Francesca Bray is Professor of Social Anthropology at the University of Edinburgh. She is the author of The Rice Economies: Technology and Development in Asian Societies (1994), Technology and Gender: Fabrics of Power in Late Imperial China (1997), Technology and Society in Ming China, 1368–1644 (2000), and Technology, Gender and History in Imperial China: Great Transformations Reconsidered (2013).

Peter A. Coclanis is Albert R. Newsome Distinguished Professor of History and director of the Global Research Institute at the University of North Carolina, Chapel Hill. He is the author of The Shadow of a Dream: Economic Life and Death in the South Carolina Low Country, 1670–1920 (1989) and Time's Arrow, Time's Cycle: Globalization in South East Asia over la Longue Durée (2006), and the co-editor of Environmental Change and Agricultural Sustainability in the Mekong Delta (with Mart A. Stewart, 2011).

Edda L. Fields-Black is Associate Professor of History at Carnegie Mellon University, Pennsylvania. She is the author of Deep Roots: Rice Farmers in West Africa and the African Diaspora (2008).
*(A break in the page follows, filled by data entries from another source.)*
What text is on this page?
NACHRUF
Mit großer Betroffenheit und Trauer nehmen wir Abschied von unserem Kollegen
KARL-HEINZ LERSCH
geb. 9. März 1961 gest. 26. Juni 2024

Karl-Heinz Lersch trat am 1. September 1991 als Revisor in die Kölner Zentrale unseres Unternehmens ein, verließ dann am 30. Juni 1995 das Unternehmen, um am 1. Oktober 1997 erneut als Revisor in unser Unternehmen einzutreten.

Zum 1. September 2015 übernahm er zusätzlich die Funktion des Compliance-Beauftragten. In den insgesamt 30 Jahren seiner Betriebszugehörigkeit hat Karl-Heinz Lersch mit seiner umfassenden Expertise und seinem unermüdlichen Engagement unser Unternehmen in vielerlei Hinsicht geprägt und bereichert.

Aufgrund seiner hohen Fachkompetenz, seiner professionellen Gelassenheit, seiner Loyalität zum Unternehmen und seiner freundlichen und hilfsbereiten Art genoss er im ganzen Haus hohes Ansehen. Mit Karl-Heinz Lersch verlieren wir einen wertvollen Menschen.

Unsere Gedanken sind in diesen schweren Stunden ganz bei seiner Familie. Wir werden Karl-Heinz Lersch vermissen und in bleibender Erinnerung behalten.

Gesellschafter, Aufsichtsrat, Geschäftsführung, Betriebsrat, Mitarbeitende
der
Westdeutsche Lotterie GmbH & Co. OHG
Dagmar Schaefer is director of the Centre for Chinese Studies and Professor of Chinese Studies at the University of Manchester. She is the author of The Emperor's Silk Clothes: State-Run Silk Manufacturing in the Ming Period, 1368–1644 (1998) and The Crafting of the 10,000 Things: Knowledge and Technology in 17th-Century China (2011), and the co-author of Weaving an Economic Pattern in Ming Times, 1368–1644 (with Dieter Kuhn, 2002).